02 paź 2024

Wykład Doktora Honoris Causa Profesora Jana Chmury

SYNDROM NISKIEJ INTENSYWNOŚCI WYSIŁKU

WE WSPÓŁCZESNYM PROCESIE TRENINGOWYM

 

„Wciąż wiele pozostało do odkrycia w świecie nauki”

Jego Magnificencja,
Państwo Rektorzy,
Dziekani, Szanowny Senacie,
Czcigodni Doktorzy Honoris Causa,
Droga Społeczności Akademii Wychowania Fizycznego i Sportu,
Wielce Dostojni Goście Wszelkich Godności, Tytułów i Stanowisk,
Szanowni Państwo

Z perspektywy 50-letniego doświadczenia dydaktyczno-naukowego poszukiwałem inspiracji do dzisiejszego wykładu. Wydaje się, wciąż aktualnym problemem we współczesnym sporcie jest jakość treningu, która wywołuje wśród trenerów i naukowców wiele dyskusji, kontrowersji i emocji. Największe wątpliwości budzą stosowane obciążenia w odniesieniu do aktualnych możliwości wysiłkowych zawodników, a ściślej mówiąc, jakie obciążenie fizyczne zastosować pod względem objętości i intensywności, aby przyniosło optymalny efekt adaptacyjny w cyklu treningowym.

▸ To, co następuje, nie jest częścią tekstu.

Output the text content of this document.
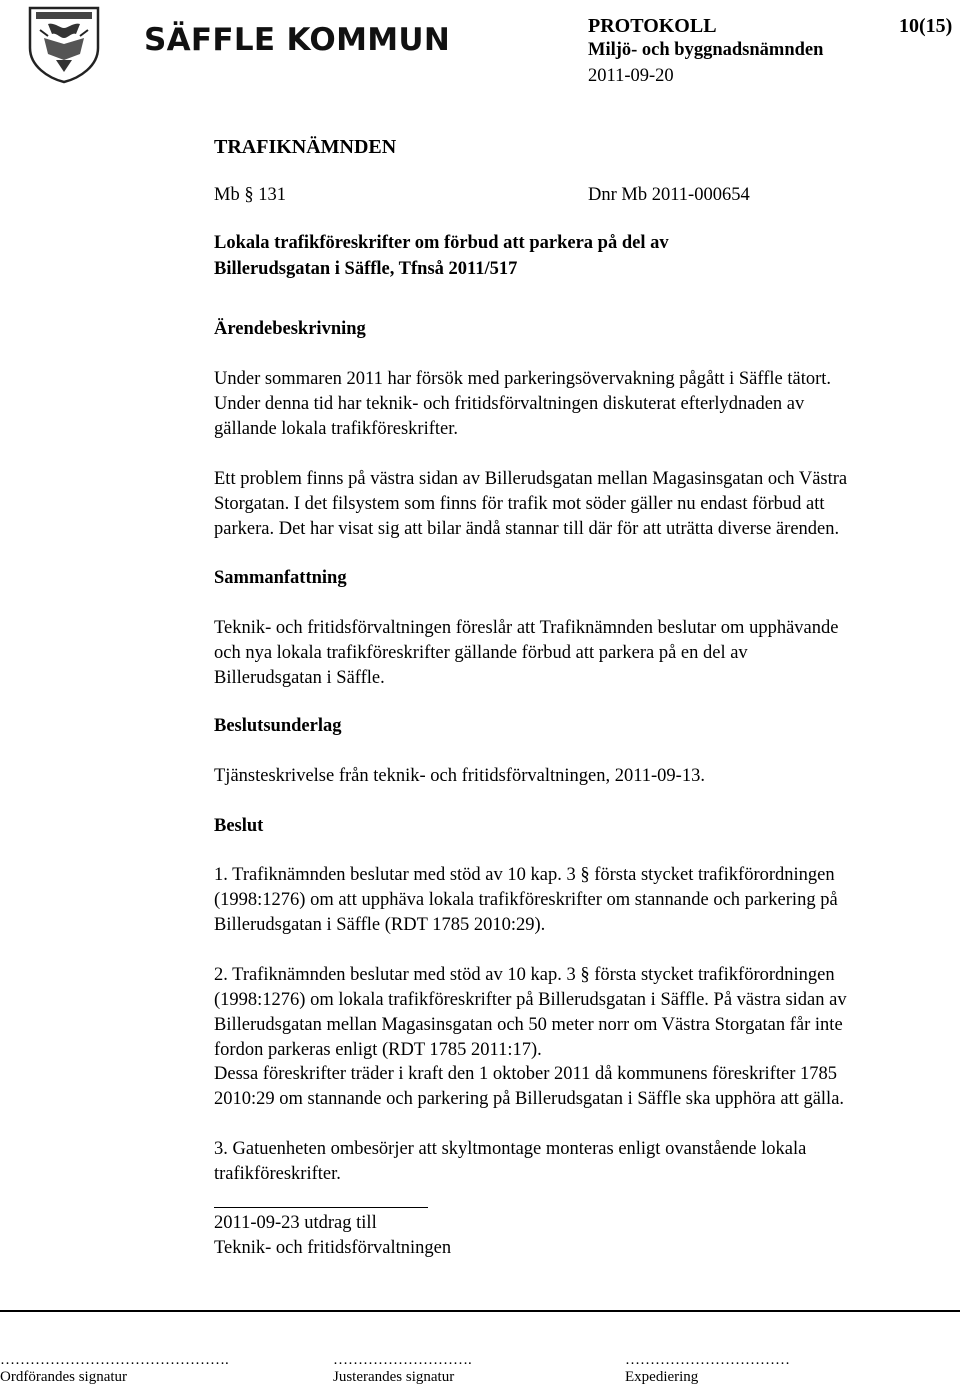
SÄFFLE KOMMUN	PROTOKOLL	10(15)
Miljö- och byggnadsnämnden
2011-09-20
TRAFIKNÄMNDEN
Mb § 131	Dnr Mb 2011-000654
Lokala trafikföreskrifter om förbud att parkera på del av
Billerudsgatan i Säffle, Tfnså 2011/517
Ärendebeskrivning
Under sommaren 2011 har försök med parkeringsövervakning pågått i Säffle tätort.
Under denna tid har teknik- och fritidsförvaltningen diskuterat efterlydnaden av
gällande lokala trafikföreskrifter.
Ett problem finns på västra sidan av Billerudsgatan mellan Magasinsgatan och Västra
Storgatan. I det filsystem som finns för trafik mot söder gäller nu endast förbud att
parkera. Det har visat sig att bilar ändå stannar till där för att uträtta diverse ärenden.
Sammanfattning
Teknik- och fritidsförvaltningen föreslår att Trafiknämnden beslutar om upphävande
och nya lokala trafikföreskrifter gällande förbud att parkera på en del av
Billerudsgatan i Säffle.
Beslutsunderlag
Tjänsteskrivelse från teknik- och fritidsförvaltningen, 2011-09-13.
Beslut
1. Trafiknämnden beslutar med stöd av 10 kap. 3 § första stycket trafikförordningen
(1998:1276) om att upphäva lokala trafikföreskrifter om stannande och parkering på
Billerudsgatan i Säffle (RDT 1785 2010:29).
2. Trafiknämnden beslutar med stöd av 10 kap. 3 § första stycket trafikförordningen
(1998:1276) om lokala trafikföreskrifter på Billerudsgatan i Säffle. På västra sidan av
Billerudsgatan mellan Magasinsgatan och 50 meter norr om Västra Storgatan får inte
fordon parkeras enligt (RDT 1785 2011:17).
Dessa föreskrifter träder i kraft den 1 oktober 2011 då kommunens föreskrifter 1785
2010:29 om stannande och parkering på Billerudsgatan i Säffle ska upphöra att gälla.
3. Gatuenheten ombesörjer att skyltmontage monteras enligt ovanstående lokala
trafikföreskrifter.
2011-09-23 utdrag till
Teknik- och fritidsförvaltningen
……………………………………….	……………………….	……………………………
Ordförandes signatur	Justerandes signatur	Expediering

Długoletnie badania wielu teoretyków nauk o sporcie w różnych ośrodkach naukowych i obserwacje własne wskazują na niską intensywność treningu i małą tolerancje narastającego zmęczenia zawodników w różnych dyscyplinach zwłaszcza w zespołowych grach sportowych. Jednym z prekursorów takich badań w AWFiS w Gdańsku był profesor Janusz Czerwiński. Zbyt długie przestoje w treningu, długie tłumaczenie wykonania ćwiczenia przez trenera, słaba organizacja treningu, niska motywacja, małe zaangażowanie zawodnika w wykonanie ćwiczenia, brak indywidualizacji i monitoringu obciążeń, a także wąska kadra szkoleniowa (zwłaszcza w grupach młodzieżowych) oraz wiele innych czynników wpływa na obniżenie intensywności treningu. Jest to główny problem współczesnego procesu treningowego nie tylko w Polsce. Aby trening był w pełni efektywny i rozwijał potencjał zawodnika, pracujące mięśnie i mózg oczekuje na ściśle określony bodziec treningowy.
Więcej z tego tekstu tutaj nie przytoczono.